CDI grows its fully pluripotent stem cell lines from individual skin or blood samples from adults. "Our iPSC approach gives our pharmaceutical customers the opportunity to test their drugs' specific effects on different people's heart cells, allowing them to look at the effect of drugs on people based on factors such as gender, heritage and other biological differences," Parker explains. The company's iPSC technology isolates and cultures skin or blood cells from human donors and then coaxes them to turn back their developmental clock and become iPSCs, which then can be further directed to morph into any of the human body's more than 200 cell types.

"Today, iCell Cardiomyoctyes help pharmaceutical companies speed the discovery of safer, more effective drugs. Our vision is to one day manufacture personal stem cell lines for any individual, and to grow large quantities of that person's heart and other cells for their own bank of cells, Palay says. "I can foresee a day in the not-so-distant future when doctors will be testing medicines for safety and effectiveness on your own cells before giving you a prescription. CDI is working towards the day when such personalized drug testing leads to safer, more effective treatments."

This Series B Preferred Shared financing was led by Tactics II Stem Cell Ventures, which also led CDI's prior capital raises. Other investors in the recent financing include Sam Zell's Equity Group Investments, L.L.C., and Sixth Floor Investors LP

Newly elected board of director member, Leonard Loventhal, an officer of Sixth Floor Investors, comments, "While many in the emerging stem cell industry are chasing distant cellular therapeutics, CDI has developed industrial expertise in high-volume, high-quality manufacturing of human iPS cell-derived tissue products. When combined with their strong intellectual property position, full freedom to operate, and the capital resources of this investor consortium, CDI is uniquely positioned to provide its pharmaceutical customers with iPSC-derived products immediately useful in drug discovery and safety testing."

"We've known the CDI's management team for decades," says Mathew Zell, managing director, Equity Group Investments LLC. "We are impressed with its track record of creating value in the life science industry and with the exciting progress at CDI in particular. We believe the launch of iCell Cardiomyocytes is just the first of many important new products."

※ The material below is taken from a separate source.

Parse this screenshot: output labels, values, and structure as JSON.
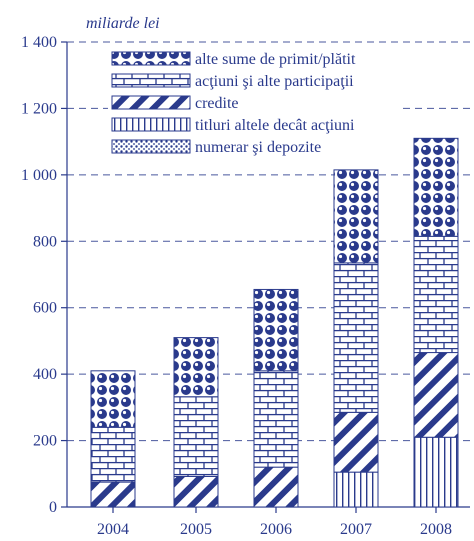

Jamie Thomson, CDI's chief scientific officer, further comments, "I am gratified that CDI has been able to secure funding to expand the availability of iPS cell-derived human tissue cells to the research community. CDI has been successful in manufacturing fully functional cardiomyocytes and other tissues from its fully pluripotent iPS cell lines. My view is that the immediate contribution iPSCs provide is as a model for drug discovery and toxicity testing, with therapeutic use perhaps decades down the road. CDI has attained this first goal, providing highly purified human iPSC-derived cardiomyocytes in the quantities and quality required for drug testing and is already well underway to offering multiple other tissue cell types."

CDI is a developer of next-generation tools and services for drug discovery, screening and predictive toxicology, and was founded in 2004 by Dr. James Thomson, a pioneer in human embryonic stem cells from the University of Wisconsin—Madison.